There’s been a lot of discussion about SU’s shot selection, and for good reason. Take a look at the shot chart below. On the left is Syracuse’s field goal percentage, and on the right is Syracuse’s field goal attempt frequency. The two zones on the bottom are three-point shots while all other zones represent shots inside the arc.
Look at the top zone on each chart. Syracuse is shooting 79.2% at the rim, 13.3% better than the ACC average. However, the Orange only attempt 17.3% of their field goals at the rim. That’s 6.8% lower than the league average. Conversely, the bottom two zones represent that Syracuse is attempting 41% of its field goals from three and only hitting 32.2% of those deep shots. To put that into context, Syracuse averages the second-most three-point attempts per game in the ACC, but ranks 12th in field goal percentage from beyond the arc.
What Syracuse showed often this season was an increased tendency to settle for a three, especially early in the shot clock and often contested. Against Miami, the focus on long-range shots went away in favor of more dribble penetration and passes to the inside. Both Buddy Boeheim and Kadary Richmond showed the ability to put the ball on the floor and drive to the basket to open up easy opportunities to score. Boeheim often used those chances to create open mid-range opportunities. Richmond also created options to score at the rim for himself or for others with a dump-off pass or a kick-out three.
Richmond’s dribble-and-drive ability is key in particular for Syracuse to build a good habit by involving its highly efficient frontcourt in the offense often. The Orange have a bad tendency to not give the ball to Quincy Guerrier, who’s one of the more efficient scorers in the paint in the nation. Richmond’s passing allows the ball to find Guerrier, who has dominated around the rim despite the size advantage many opposing forwards possess over him. Reversing this bad habit is just one of the many ways that Syracuse’s offense can continue to roll.

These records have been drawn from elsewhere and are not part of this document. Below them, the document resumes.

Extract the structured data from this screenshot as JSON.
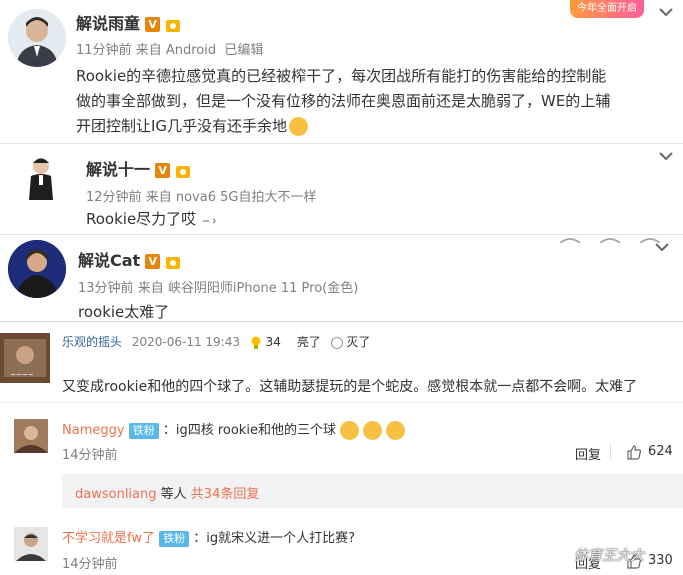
{
  "comments": [
    {
      "author": "解说雨童",
      "time": "11分钟前",
      "source_prefix": "来自",
      "source": "Android",
      "edited": "已编辑",
      "text_lines": [
        "Rookie的辛德拉感觉真的已经被榨干了，每次团战所有能打的伤害能给的控制能",
        "做的事全部做到，但是一个没有位移的法师在奥恩面前还是太脆弱了，WE的上辅",
        "开团控制让IG几乎没有还手余地"
      ],
      "banner_text": "今年全面开启"
    },
    {
      "author": "解说十一",
      "time": "12分钟前",
      "source_prefix": "来自",
      "source": "nova6 5G自拍大不一样",
      "text": "Rookie尽力了哎"
    },
    {
      "author": "解说Cat",
      "time": "13分钟前",
      "source_prefix": "来自",
      "source": "峡谷阴阳师iPhone 11 Pro(金色)",
      "text": "rookie太难了"
    }
  ],
  "main_post": {
    "author": "乐观的摇头",
    "datetime": "2020-06-11 19:43",
    "likes": "34",
    "action_light": "亮了",
    "action_off": "灭了",
    "text": "又变成rookie和他的四个球了。这辅助瑟提玩的是个蛇皮。感觉根本就一点都不会啊。太难了"
  },
  "replies": [
    {
      "author": "Nameggy",
      "badge": "铁粉",
      "text": "：ig四核 rookie和他的三个球",
      "time": "14分钟前",
      "reply_label": "回复",
      "likes": "624"
    },
    {
      "author": "dawsonliang",
      "text": "等人",
      "more": "共34条回复"
    },
    {
      "author": "不学习就是fw了",
      "badge": "铁粉",
      "text": "：ig就宋义进一个人打比赛?",
      "time": "14分钟前",
      "reply_label": "回复",
      "likes": "330"
    }
  ],
  "watermark": "体育王大大",
  "colors": {
    "vip_orange": "#e5850b",
    "link_orange": "#eb7350",
    "fan_blue": "#59b7ea",
    "meta_gray": "#808080"
  }
}
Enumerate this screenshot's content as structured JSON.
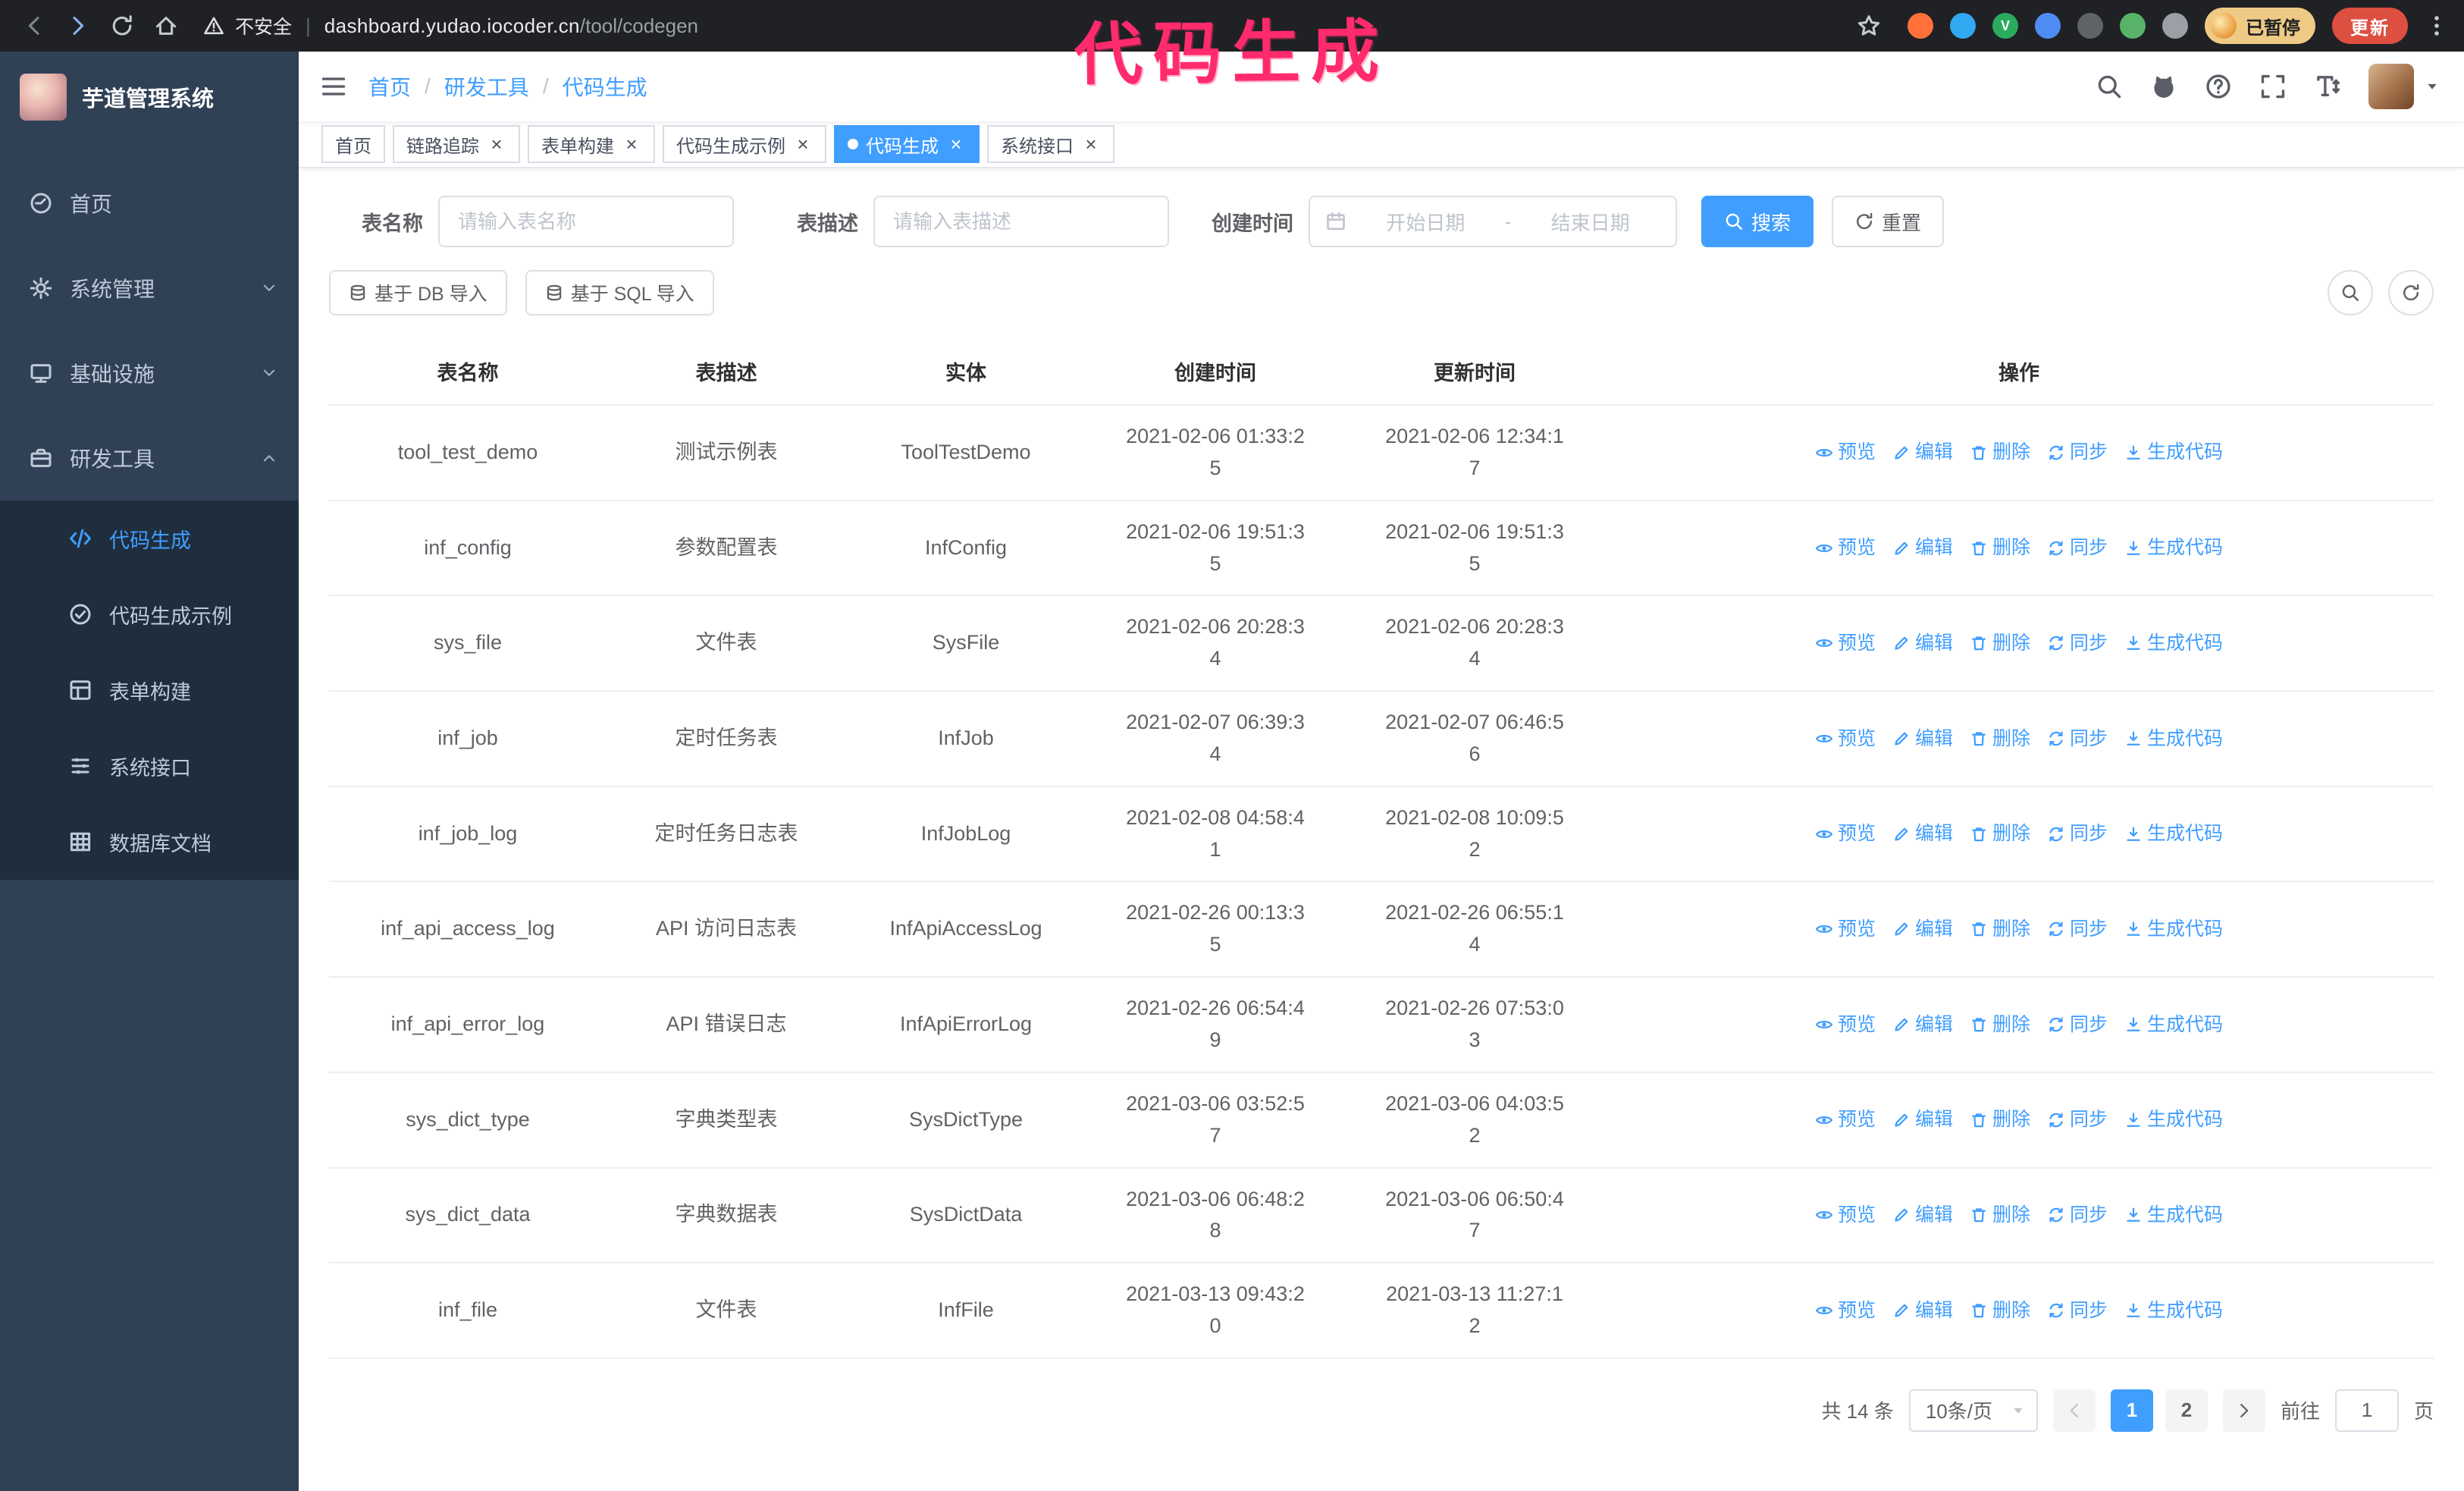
{
  "browser": {
    "security_label": "不安全",
    "url_host": "dashboard.yudao.iocoder.cn",
    "url_path": "/tool/codegen",
    "extensions": [
      {
        "key": "fox",
        "color": "#ff7139"
      },
      {
        "key": "drop",
        "color": "#31a8f0"
      },
      {
        "key": "check",
        "color": "#2bab5e",
        "glyph": "V"
      },
      {
        "key": "people",
        "color": "#4f8df5"
      },
      {
        "key": "box",
        "color": "#5f6368"
      },
      {
        "key": "leaf",
        "color": "#58b368"
      },
      {
        "key": "puzzle",
        "color": "#9aa0a6"
      }
    ],
    "paused_badge": "已暂停",
    "update_button": "更新"
  },
  "annotation": {
    "text": "代码生成",
    "color": "#ff2b6d"
  },
  "sidebar": {
    "logo_title": "芋道管理系统",
    "items": [
      {
        "key": "home",
        "label": "首页",
        "icon": "dashboard"
      },
      {
        "key": "system",
        "label": "系统管理",
        "icon": "gear",
        "expandable": true
      },
      {
        "key": "infra",
        "label": "基础设施",
        "icon": "infra",
        "expandable": true
      },
      {
        "key": "devtools",
        "label": "研发工具",
        "icon": "toolbox",
        "expandable": true,
        "expanded": true,
        "children": [
          {
            "key": "codegen",
            "label": "代码生成",
            "icon": "code",
            "active": true
          },
          {
            "key": "codegen-example",
            "label": "代码生成示例",
            "icon": "example"
          },
          {
            "key": "form-builder",
            "label": "表单构建",
            "icon": "form"
          },
          {
            "key": "system-api",
            "label": "系统接口",
            "icon": "api"
          },
          {
            "key": "db-doc",
            "label": "数据库文档",
            "icon": "dbdoc"
          }
        ]
      }
    ]
  },
  "header": {
    "breadcrumb": [
      "首页",
      "研发工具",
      "代码生成"
    ],
    "icons": [
      "search",
      "github",
      "question",
      "fullscreen",
      "font-size"
    ]
  },
  "tabs": [
    {
      "key": "home",
      "label": "首页"
    },
    {
      "key": "tracer",
      "label": "链路追踪",
      "closable": true
    },
    {
      "key": "form-builder",
      "label": "表单构建",
      "closable": true
    },
    {
      "key": "codegen-example",
      "label": "代码生成示例",
      "closable": true
    },
    {
      "key": "codegen",
      "label": "代码生成",
      "closable": true,
      "active": true
    },
    {
      "key": "system-api",
      "label": "系统接口",
      "closable": true
    }
  ],
  "filters": {
    "table_name_label": "表名称",
    "table_name_placeholder": "请输入表名称",
    "table_desc_label": "表描述",
    "table_desc_placeholder": "请输入表描述",
    "create_time_label": "创建时间",
    "date_start_placeholder": "开始日期",
    "date_separator": "-",
    "date_end_placeholder": "结束日期",
    "search_button": "搜索",
    "reset_button": "重置"
  },
  "toolbar": {
    "import_db": "基于 DB 导入",
    "import_sql": "基于 SQL 导入"
  },
  "table": {
    "columns": [
      "表名称",
      "表描述",
      "实体",
      "创建时间",
      "更新时间",
      "操作"
    ],
    "actions": [
      {
        "key": "preview",
        "label": "预览",
        "icon": "eye"
      },
      {
        "key": "edit",
        "label": "编辑",
        "icon": "edit"
      },
      {
        "key": "delete",
        "label": "删除",
        "icon": "trash"
      },
      {
        "key": "sync",
        "label": "同步",
        "icon": "sync"
      },
      {
        "key": "generate",
        "label": "生成代码",
        "icon": "download"
      }
    ],
    "rows": [
      {
        "name": "tool_test_demo",
        "desc": "测试示例表",
        "entity": "ToolTestDemo",
        "created": "2021-02-06 01:33:25",
        "updated": "2021-02-06 12:34:17"
      },
      {
        "name": "inf_config",
        "desc": "参数配置表",
        "entity": "InfConfig",
        "created": "2021-02-06 19:51:35",
        "updated": "2021-02-06 19:51:35"
      },
      {
        "name": "sys_file",
        "desc": "文件表",
        "entity": "SysFile",
        "created": "2021-02-06 20:28:34",
        "updated": "2021-02-06 20:28:34"
      },
      {
        "name": "inf_job",
        "desc": "定时任务表",
        "entity": "InfJob",
        "created": "2021-02-07 06:39:34",
        "updated": "2021-02-07 06:46:56"
      },
      {
        "name": "inf_job_log",
        "desc": "定时任务日志表",
        "entity": "InfJobLog",
        "created": "2021-02-08 04:58:41",
        "updated": "2021-02-08 10:09:52"
      },
      {
        "name": "inf_api_access_log",
        "desc": "API 访问日志表",
        "entity": "InfApiAccessLog",
        "created": "2021-02-26 00:13:35",
        "updated": "2021-02-26 06:55:14"
      },
      {
        "name": "inf_api_error_log",
        "desc": "API 错误日志",
        "entity": "InfApiErrorLog",
        "created": "2021-02-26 06:54:49",
        "updated": "2021-02-26 07:53:03"
      },
      {
        "name": "sys_dict_type",
        "desc": "字典类型表",
        "entity": "SysDictType",
        "created": "2021-03-06 03:52:57",
        "updated": "2021-03-06 04:03:52"
      },
      {
        "name": "sys_dict_data",
        "desc": "字典数据表",
        "entity": "SysDictData",
        "created": "2021-03-06 06:48:28",
        "updated": "2021-03-06 06:50:47"
      },
      {
        "name": "inf_file",
        "desc": "文件表",
        "entity": "InfFile",
        "created": "2021-03-13 09:43:20",
        "updated": "2021-03-13 11:27:12"
      }
    ]
  },
  "pagination": {
    "total_text": "共 14 条",
    "page_size": "10条/页",
    "pages": [
      {
        "label": "1",
        "active": true
      },
      {
        "label": "2"
      }
    ],
    "goto_label": "前往",
    "goto_value": "1",
    "goto_suffix": "页"
  }
}
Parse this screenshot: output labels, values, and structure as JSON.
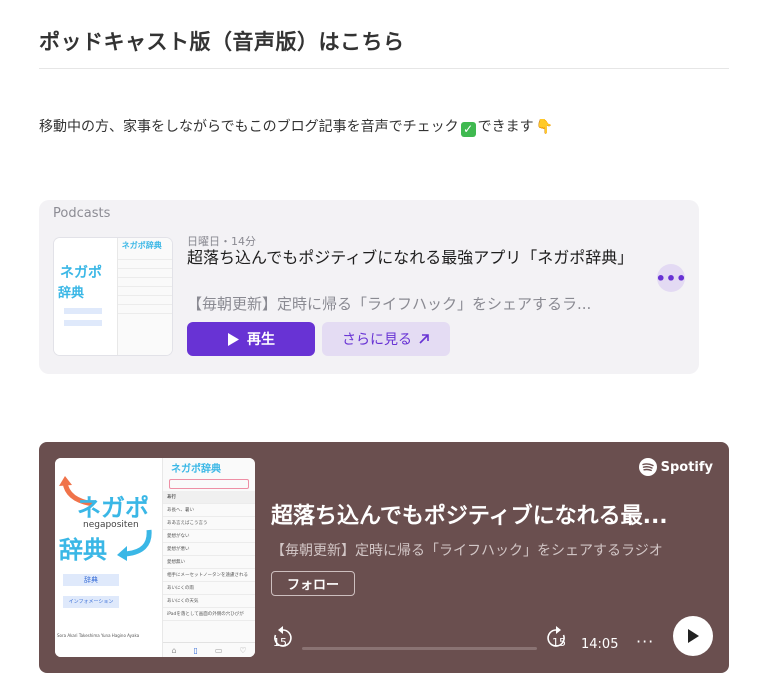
{
  "section": {
    "title": "ポッドキャスト版（音声版）はこちら",
    "intro_text": "移動中の方、家事をしながらでもこのブログ記事を音声でチェック",
    "intro_check": "✓",
    "intro_suffix": "できます",
    "intro_point": "👇"
  },
  "apple_podcasts": {
    "brand": "Podcasts",
    "meta": "日曜日・14分",
    "episode_title": "超落ち込んでもポジティブになれる最強アプリ「ネガポ辞典」",
    "show_name": "【毎朝更新】定時に帰る「ライフハック」をシェアするラ...",
    "play_label": "再生",
    "more_label": "さらに見る",
    "menu_glyph": "•••",
    "cover_logo": "ネガポ辞典"
  },
  "spotify": {
    "brand": "Spotify",
    "episode_title": "超落ち込んでもポジティブになれる最...",
    "show_name": "【毎朝更新】定時に帰る「ライフハック」をシェアするラジオ",
    "follow_label": "フォロー",
    "skip_back_label": "15",
    "skip_forward_label": "15",
    "time": "14:05",
    "menu_glyph": "···",
    "progress": 0.0,
    "cover_logo": "ネガポ辞典",
    "cover_title": "ネガポ",
    "cover_subtitle": "negapositen",
    "cover_title2": "辞典",
    "cover_btn1": "辞典",
    "cover_btn2": "インフォメーション",
    "cover_footer": "Sora Akari  Takeshima Yuna  Hagino Ayaka",
    "cover_list": [
      "あ行",
      "あ長へ、暑い",
      "ああ言えばこう言う",
      "愛想がない",
      "愛想が悪い",
      "愛想無い",
      "相手にメーセットノータンを遠慮される",
      "あいにくの雨",
      "あいにくの天気",
      "iPadを落として画面の外側の穴ひびが"
    ]
  },
  "colors": {
    "apple_accent": "#6833d4",
    "spotify_bg": "#6a4f4f",
    "cover_cyan": "#3ab7e6",
    "cover_orange": "#f0734a"
  }
}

Richmond’s introduction to the Miami game also allowed the Orange to work on the other bad habit that I mentioned earlier - the reliance on the three-ball. Richmond came in for Alan Griffin and moved Joe Girard to the shooting guard. The freshman took over the ball-handling duties to start each possession.
Because of that, Syracuse stopped firing a three on what seemed like every possession and focused on developing good looks and good opportunities inside the arc. Gone was the green-light three-point shooting of Griffin and Girard. In came off-ball movement and active passing, two of the keys to the blowout victory over Boston College. That allowed Syracuse to crawl out of its initial deficit to the Hurricanes to start the game and to control its own offensive tempo.
What needs to happen from now on is for Syracuse to learn from its mistakes and not fall back into the traps that most of its players find themselves in. The Syracuse guards showed a detrimental tendency to hold onto the ball themselves and fire up a three without giving a touch to Guerrier and Marek Doelzaj in the frontcourt. The Orange traded efficiency for hope and promise, which led to an offense that couldn’t buy a basket to start the 2021 ACC schedule.
Against Miami, SU rediscovered its key to high-percentage shots with a focus on the interior from all players and a relaxation of the deep-range shot. That’s not to say all of the bad habits were fixed as there were still plenty of perplexing threes that were attempted against the Hurricanes. What Syracuse needs to do is to not get greedy on the three once again. Working inside has proved to be successful.
Bad habits will be the ultimate downfall of a promising Orange offense.